Title: First Report of Sexual Reproduction by the Soybean Sudden Death Syndrome Pathogen Fusarium tucumaniae in Nature Authors
|Scandiani, Maria -|
|Aoki, Takayuki -|
|Luque, Alicia -|
|Carmona, Marcelo -|
|O Donnell, Kerry|
Submitted to: Plant Disease
Publication Type: Peer Reviewed Journal
Publication Acceptance Date: August 16, 2010
Publication Date: December 20, 2010
Citation: Scandiani, M.M., Aoki, T., Luque, A.G., Carmona, M.A., O Donnell, K. 2010. First report of sexual reproduction by the soybean SDS pathogen Fusarium tucumaniae in nature. Plant Disease. 94(12):1411-1416. Interpretive Summary: Sudden death syndrome (SDS) is a devastating root-rot and vascular wilt disease of soybeans caused by several closely related species of the fungus Fusarium. These fungal pathogens are responsible for substantial yield reductions in North and South America. We conducted a survey of SDS pathogen diversity in March and April 2010 in the provinces of Buenos Aires and Santa Fe in Argentina. Examination of field-collected soybean roots under a dissecting microscope in the laboratory resulted in the discovery of reddish-orange fruiting bodies (the sexual stage) on five different roots. Colonies derived from 16 of the fruit body spores produced asexual reproductive structures that matched the published description of the SDS pathogen Fusarium tucumaniae. In addition, 16 cultures derived from asexual spores collected from roots bearing fruit bodies also produced colonies that were morphologically diagnostic of F. tucumaniae. Independent confirmation that the 32 isolates were F. tucumaniae was obtained by running a DNA sample of each isolate through a molecular diagnostic assay for soybean SDS species determination. This study represents the first report of sexual reproduction by a soybean SDS pathogen in nature. Knowledge that F. tucumaniae is capable of reproducing sexually and asexually informs plant breeders, plant pathologists and quarantine officials that this pathogen is much more likely to overcome quantitative resistance in soybean, compared with SDS pathogens that only reproduce asexually.

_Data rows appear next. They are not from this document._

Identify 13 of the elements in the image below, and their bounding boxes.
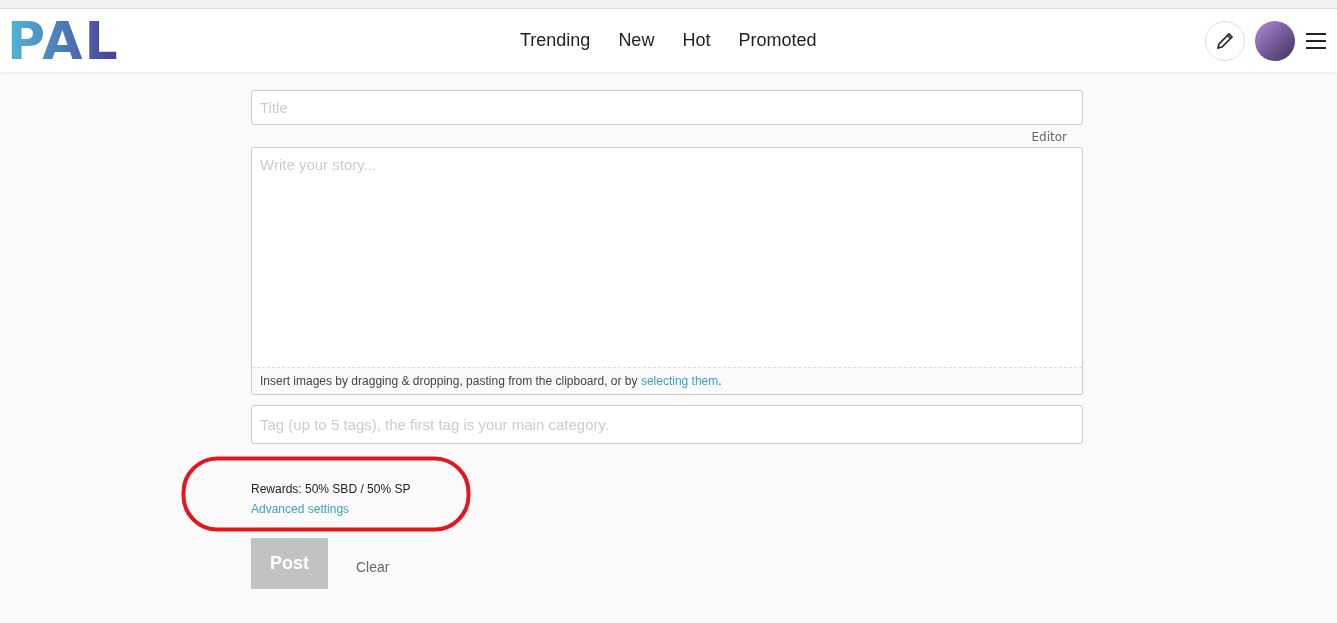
editor-link[interactable]: Editor (1031, 130, 1067, 144)
nav-link[interactable]: Promoted (738, 30, 817, 51)
avatar[interactable] (1255, 20, 1295, 61)
nav-link[interactable]: Trending (520, 30, 591, 51)
nav-link[interactable]: Hot (682, 30, 711, 51)
advanced-settings-link[interactable]: Advanced settings (251, 502, 350, 516)
edit-button[interactable] (1205, 20, 1245, 61)
menu-icon[interactable] (1305, 31, 1327, 50)
clear-button[interactable]: Clear (348, 552, 398, 581)
nav-link[interactable]: New (618, 30, 655, 51)
rewards-text: Rewards: 50% SBD / 50% SP (251, 482, 411, 496)
pencil-icon (1216, 31, 1234, 50)
upload-hint: Insert images by dragging & dropping, pasting from the clipboard, or by selecting them. (260, 374, 722, 388)
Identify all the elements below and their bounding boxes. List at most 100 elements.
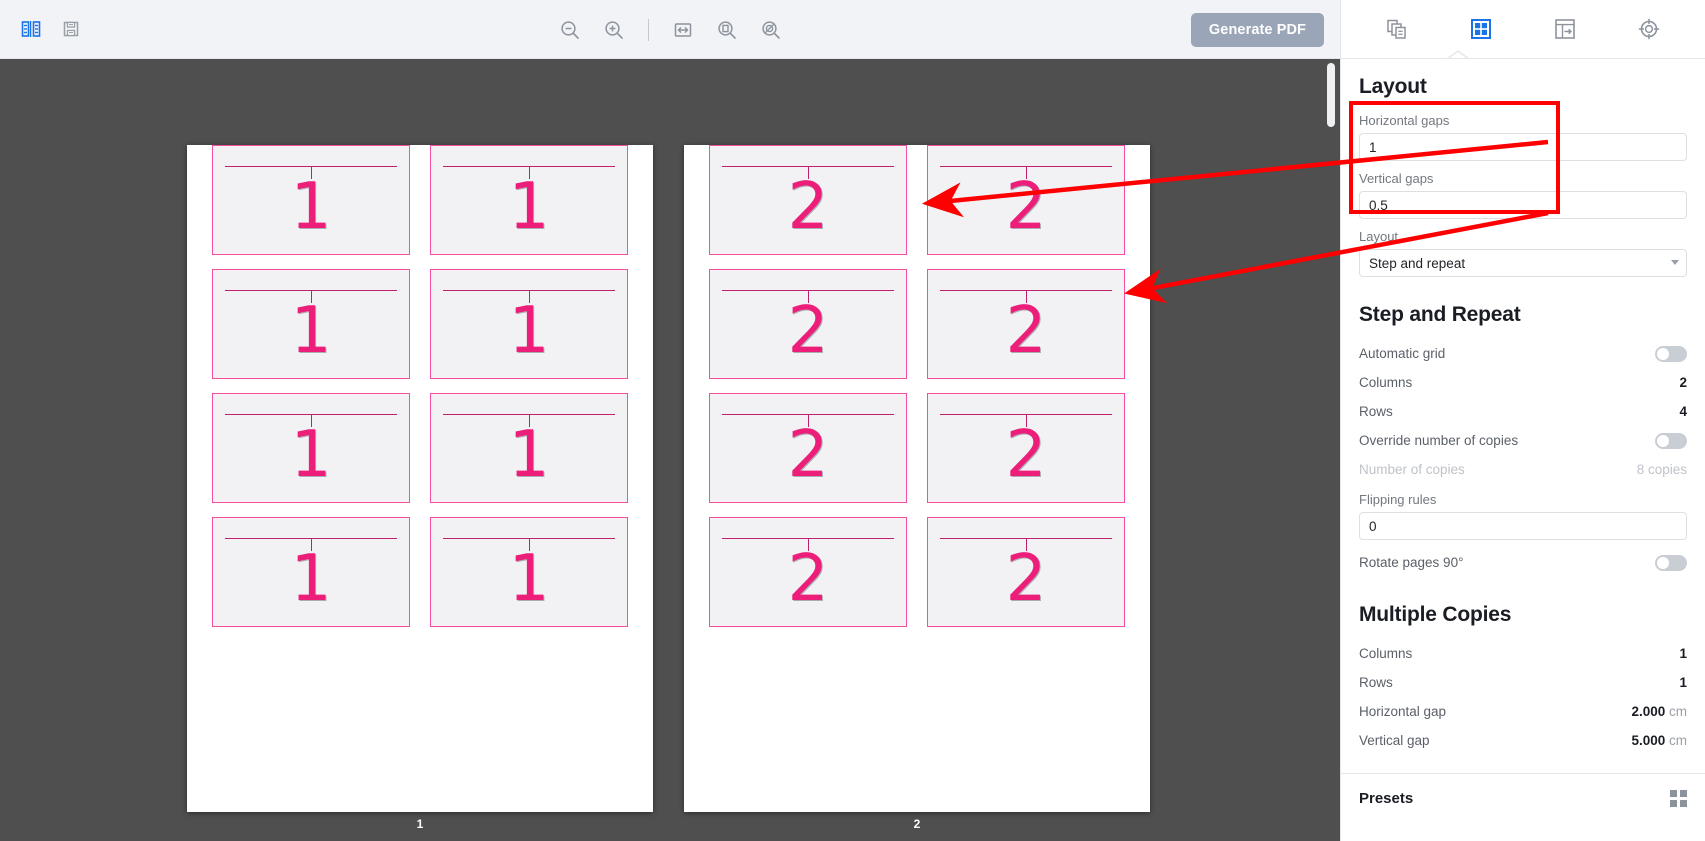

Technical Abstract: Of the four fusaria that have been shown to cause soybean sudden death syndrome (SDS), field surveys indicate that Fusarium tucumaniae is the most important and genetically diverse SDS pathogen in Argentina. Although none of the SDS fusaria have been shown to produce perithecia in nature, a heterothallic sexual cycle has been demonstrated for F. tucumaniae via laboratory crosses. Herein we report on the discovery of perithecia of F. tucumaniae on soybean in Argentina. Ascospores derived from these perithecia gave rise to colonies that produced sporodochial conidia diagnostic of F. tucumaniae. Sporodochial conidia were longer and narrower than those produced by the other SDS fusaria; these conidia also possessed a diagnostic acuate apical cell and a distinct basal foot cell. Sixteen strains derived from single ascospores subjected to a validated multilocus genotyping assay (MLGT) for SDS species determination, together with 16 conidial isolates from two sites where teleomorphs were collected, independently confirmed the morphological identification as F. tucumaniae. This study represents the first authentic report of sexual reproduction by a soybean SDS pathogen in nature.